In "Industrial Society and Its Future" (aka "The Unabomber Manifesto"), the Unabomber also challenges Ellul theoretically. For the French thinker, technology was to the modern world what sin was to the traditional world -- an undefeatable barrier between humanity and God. The manifesto underlines the argument that technological society is evil and unfree, but invokes other thinkers to claim that revolutionary action can exploit the system's instabilities to the point of collapse.

In "The Unabomber Manifesto," dedicated partisans of freedom are urged to battle human oppression, which does not come in the iron fist of raw physical coercion so much as the deceptive manipulations of, among other things, psychology. Policemen and soldiers are not the important enemy. The enemy is Dr. Spock and his manual for child rearing, and hell is psychologist B.F. Skinner's Walden II -- a society full of happily unfree drones. Freedom is more like the original Walden, a life of early 19th century radical self-reliance described by Henry David Thoreau.

Kaczynski, if he is the Unabomber, is not as alone as we might think.

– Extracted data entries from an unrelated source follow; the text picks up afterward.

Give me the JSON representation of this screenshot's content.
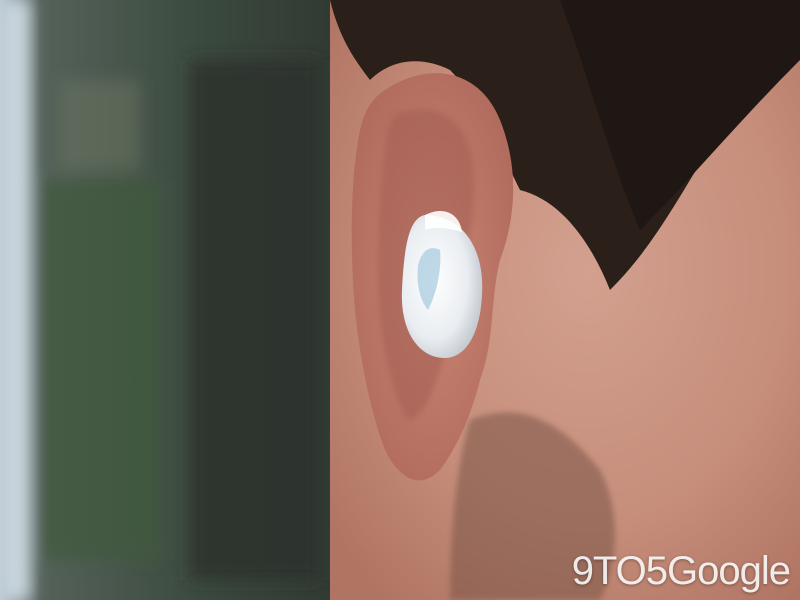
{
  "photo": {
    "subject": "earbud-in-ear",
    "watermark_text": "9TO5Google",
    "colors": {
      "background": "#3b4640",
      "hair": "#2a1f19",
      "skin": "#c99583",
      "earbud": "#eef1f4",
      "earbud_accent": "#a9cce0"
    }
  }
}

Historically, a surprising number of groups have embraced self-destructive paths rather than abandon their sense of who they are. At the end of the Old West, an American Indian movement known as the Ghost Dancers persuaded themselves that bullets could not harm them, with predictable results. Bushmen of the Silver Lake area in Southern Africa chose to cease bearing children, slowly dying out rather than be absorbed into the modern world.

Revolutionary patriots differ from these examples only in that they have made a more conscious choice about how they define themselves. We do not have to know the exact shape of an individual psyche in order to understand the implications of such a position.

In court, Theodore Kaczynski was told that he could not force his attorneys to present a political defense instead of asserting "mental defect." His ideas and beliefs would be translated as psychiatric symptoms. Enforcement of this arrangement over his objections meant he was powerless. If Kaczynski wrote "The Unabomber Manifesto," he believes that freedom is defined by one's ability to make independent choices about the goals one pursues and achieves. According to this view, global chaos, massive suffering and personal death are preferable to disempowerment.

Kaczynski is so well read that he may even be aware of the doctrine of "revolutionary suicide" propagated most notably by Peoples Temple founder Jim Jones. It holds that active self-destruction robs the enemy of final victory, and demonstrates to the world one's unyielding dedication to principle. That doctrine impelled the mass suicide and murder of over 900 people at Jonestown.

As I left the courtroom on Jan. 7, the day the judge ruled against Kaczynski's desires, the implications of all this slowly grew clearer. That evening, I asked several friends to consider the plausibility of my fear that Kaczynski would commit suicide during the night. We agreed that my instincts should outweigh the usual standards of professional non-involvement and I should, at the very least, make a pressing inquiry into whether a suicide watch was in force. Not surprisingly, the Federal Marshal's office would not even admit that they knew where the defendant was being held for the night, and no one was answering the phone at the county jail.

When Kaczynski's attempt to kill himself was announced the next day, I was less impressed by my prescience than I was depressed by my impotence. Obviously, though, my sense of powerlessness was less traumatic than Kaczynski's own.

The morning after failing at self-destruction, he asserted his wish to take charge of his own defense. And he even accepted a psychiatric exam as the price of escaping powerlessness, for just a little while longer.


By Scott Corey

Scott Corey is a political scientist specializing in political violence and revolution.